La Boheme

Man möchte die Welt kopfstehen lassen. Feiert die Verlierer, den Verlust der Anständigkeit. Man preist die Wahrheit der Lügen, sympathisiert mit den Ausgestoßenen und zelebriert sich selbst. All das in einem unscheinbaren Laden am Hamburger Fischmarkt, der, wie kaum eine andere Bar der Republik, es versteht, linke Kulturveranstaltungen mit Style zu kombinieren: Der »Golem« ist eine Marke mit Haltung. Er ist aber auch der beste Hangout der Stadt. Klar, es gibt da immer noch den »Golden Pudel Club« am Hafen und die »Mutter« am Neuen Pferdemarkt. Allein, der »Golem« versteht mehr von Inszenierung, mehr davon, einen wahren Kult zu etablieren. Das Tresenpersonal trägt feinen Zwirn, die Bücherwand beinhaltet große Werke der Literatur, die Sprache ist voll ausgedacht antiquierter Höflichkeitsformeln. Alles hier ist im besten Sinne artifiziell, so borniert, wie es nur geht, und Teil eines großen Schauspiels.

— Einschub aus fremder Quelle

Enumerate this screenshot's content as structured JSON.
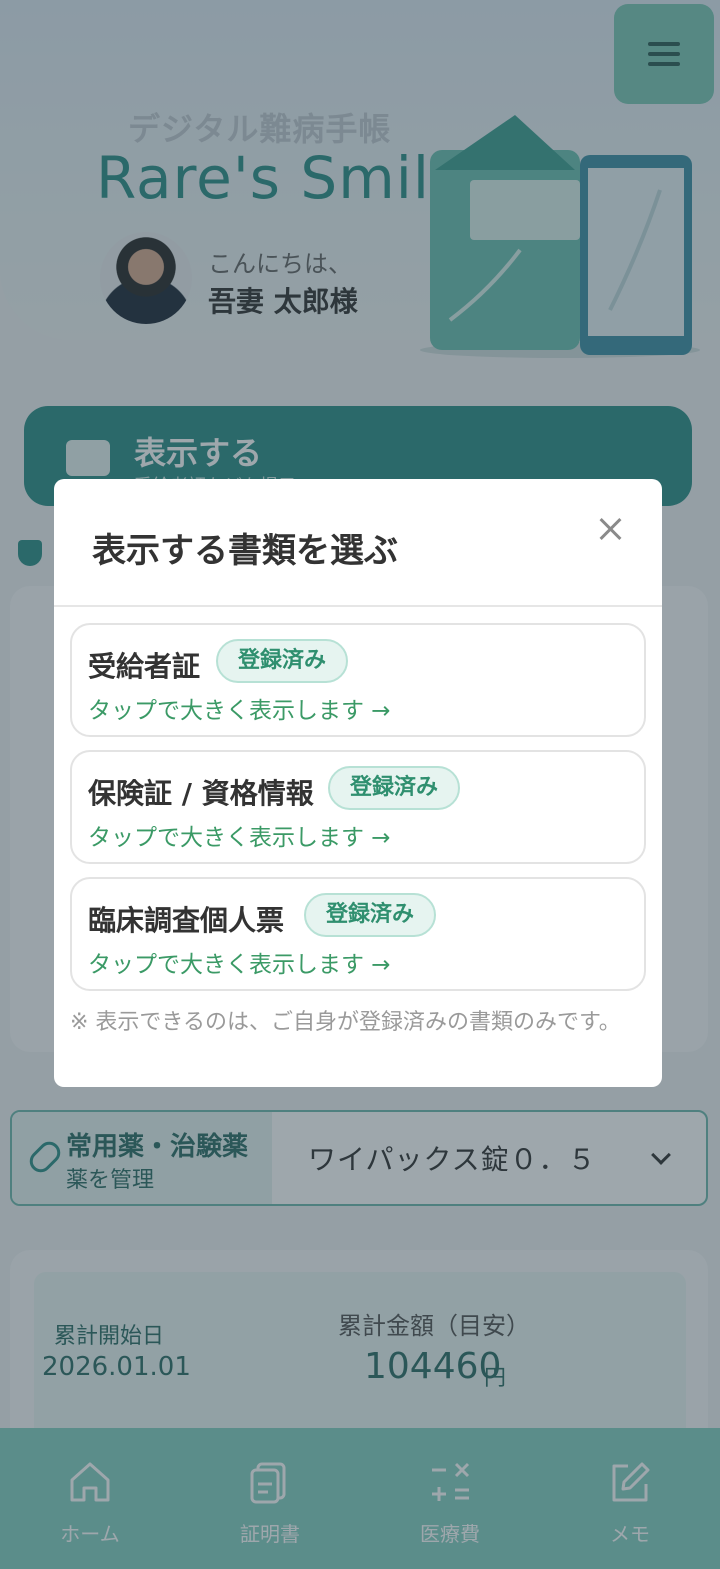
{
  "header": {
    "app_subtitle": "デジタル難病手帳",
    "app_title": "Rare's Smile",
    "greeting": "こんにちは、",
    "user_name": "吾妻 太郎様"
  },
  "show_button": {
    "label": "表示する",
    "sub": "受給者証などを提示"
  },
  "modal": {
    "title": "表示する書類を選ぶ",
    "documents": [
      {
        "name": "受給者証",
        "badge": "登録済み",
        "hint": "タップで大きく表示します →"
      },
      {
        "name": "保険証 / 資格情報",
        "badge": "登録済み",
        "hint": "タップで大きく表示します →"
      },
      {
        "name": "臨床調査個人票",
        "badge": "登録済み",
        "hint": "タップで大きく表示します →"
      }
    ],
    "note": "※ 表示できるのは、ご自身が登録済みの書類のみです。"
  },
  "medicine": {
    "title": "常用薬・治験薬",
    "subtitle": "薬を管理",
    "selected": "ワイパックス錠０．５"
  },
  "cost": {
    "start_label": "累計開始日",
    "start_date": "2026.01.01",
    "total_label": "累計金額（目安）",
    "total_value": "104460",
    "unit": "円"
  },
  "bottom_nav": [
    {
      "label": "ホーム",
      "icon": "home-icon"
    },
    {
      "label": "証明書",
      "icon": "document-icon"
    },
    {
      "label": "医療費",
      "icon": "calculator-icon"
    },
    {
      "label": "メモ",
      "icon": "edit-icon"
    }
  ],
  "colors": {
    "primary": "#2f8f87",
    "nav": "#86cfc1",
    "badge_bg": "#e6f4f0",
    "badge_text": "#2f8f6f"
  }
}
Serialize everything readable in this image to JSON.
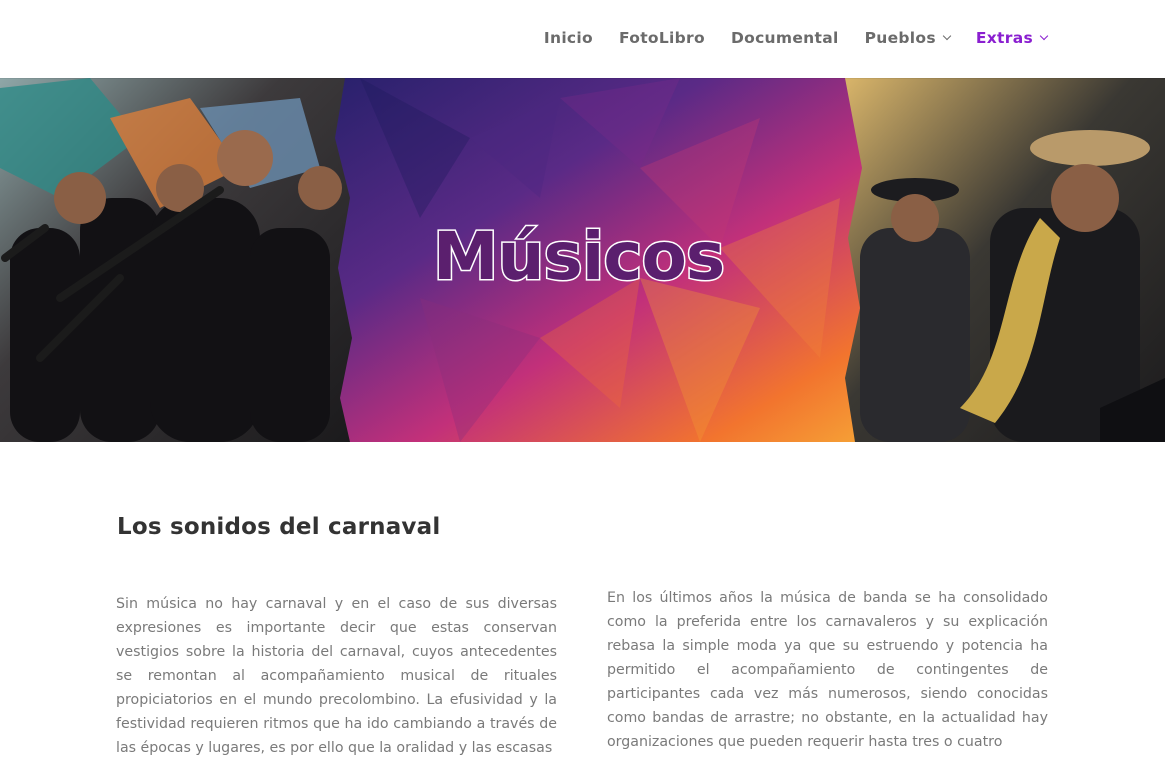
{
  "nav": {
    "items": [
      {
        "label": "Inicio",
        "has_dropdown": false,
        "active": false
      },
      {
        "label": "FotoLibro",
        "has_dropdown": false,
        "active": false
      },
      {
        "label": "Documental",
        "has_dropdown": false,
        "active": false
      },
      {
        "label": "Pueblos",
        "has_dropdown": true,
        "active": false
      },
      {
        "label": "Extras",
        "has_dropdown": true,
        "active": true
      }
    ],
    "active_color": "#8a1fd0"
  },
  "hero": {
    "title": "Músicos",
    "title_color": "#5b1f6e"
  },
  "section": {
    "title": "Los sonidos del carnaval",
    "left_paragraph": "Sin música no hay carnaval y en el caso de sus diversas expresiones es importante decir que estas conservan vestigios sobre la historia del carnaval, cuyos antecedentes se remontan al acompañamiento musical de rituales propiciatorios en el mundo precolombino. La efusividad y la festividad requieren ritmos que ha ido cambiando a través de las épocas y lugares, es por ello que la oralidad y las escasas",
    "right_paragraph": "En los últimos años la música de banda se ha consolidado como la preferida entre los carnavaleros y su explicación rebasa la simple moda ya que su estruendo y potencia ha permitido el acompañamiento de contingentes de participantes cada vez más numerosos, siendo conocidas como bandas de arrastre; no obstante, en la actualidad hay organizaciones que pueden requerir hasta tres o cuatro"
  }
}
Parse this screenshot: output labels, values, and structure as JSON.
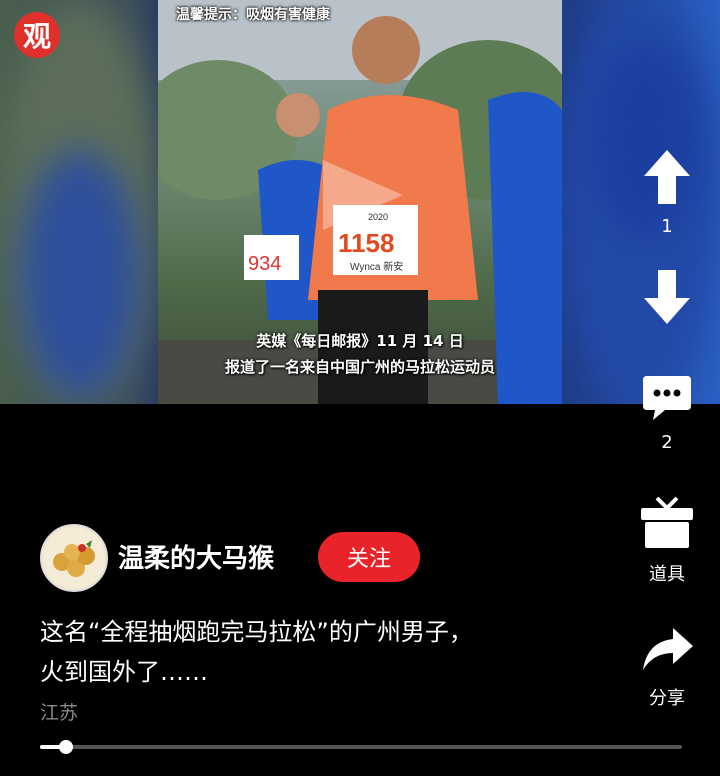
{
  "logo": {
    "text": "观"
  },
  "video": {
    "warning": "温馨提示：吸烟有害健康",
    "bib_number": "1158",
    "bib_sponsor": "Wynca 新安",
    "bib_year": "2020",
    "runner_bib_partial": "934",
    "subtitle_line1": "英媒《每日邮报》11 月 14 日",
    "subtitle_line2": "报道了一名来自中国广州的马拉松运动员"
  },
  "actions": {
    "upvote": {
      "icon": "arrow-up-icon",
      "count": "1"
    },
    "downvote": {
      "icon": "arrow-down-icon"
    },
    "comment": {
      "icon": "comment-icon",
      "count": "2"
    },
    "props": {
      "icon": "gift-box-icon",
      "label": "道具"
    },
    "share": {
      "icon": "share-icon",
      "label": "分享"
    }
  },
  "author": {
    "name": "温柔的大马猴",
    "follow_label": "关注"
  },
  "post": {
    "description_line1": "这名“全程抽烟跑完马拉松”的广州男子，",
    "description_line2": "火到国外了……",
    "location": "江苏"
  },
  "playback": {
    "progress": 0.04
  },
  "colors": {
    "accent": "#e8232a",
    "background": "#000000"
  }
}
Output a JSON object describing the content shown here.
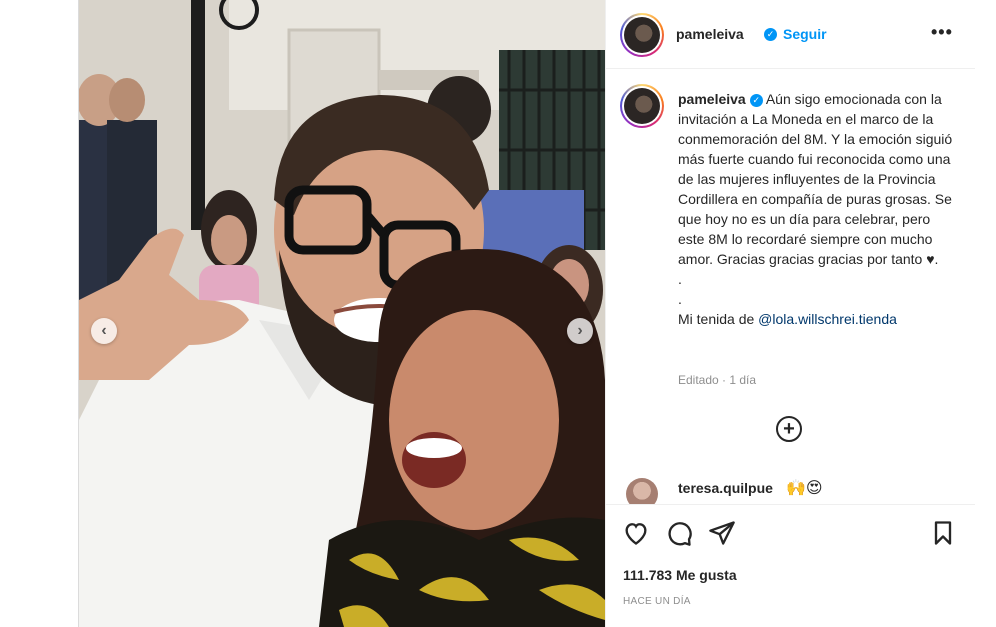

So perfekt wie der Laden ist auch das Buch gestaltet. Und es wird keine Seite ausgelassen, den Rausch tatsächlich geistreich zu legitmieren. Georg Seeßlen liefert einen Einakter über Bier; Roger Behrens betrachtet die menschliche Geschichte als Prozess der Gärung; Tino Hanekamp versucht, eine Woche nichts zu trinken; Hermann Gremliza findet Wodka-Martini nicht so schlecht. Nicht alle Beiträge sind brillant, die Mischung aber ist stark. Denn vom Mischen versteht man in diesem Laden schließlich eine Menge.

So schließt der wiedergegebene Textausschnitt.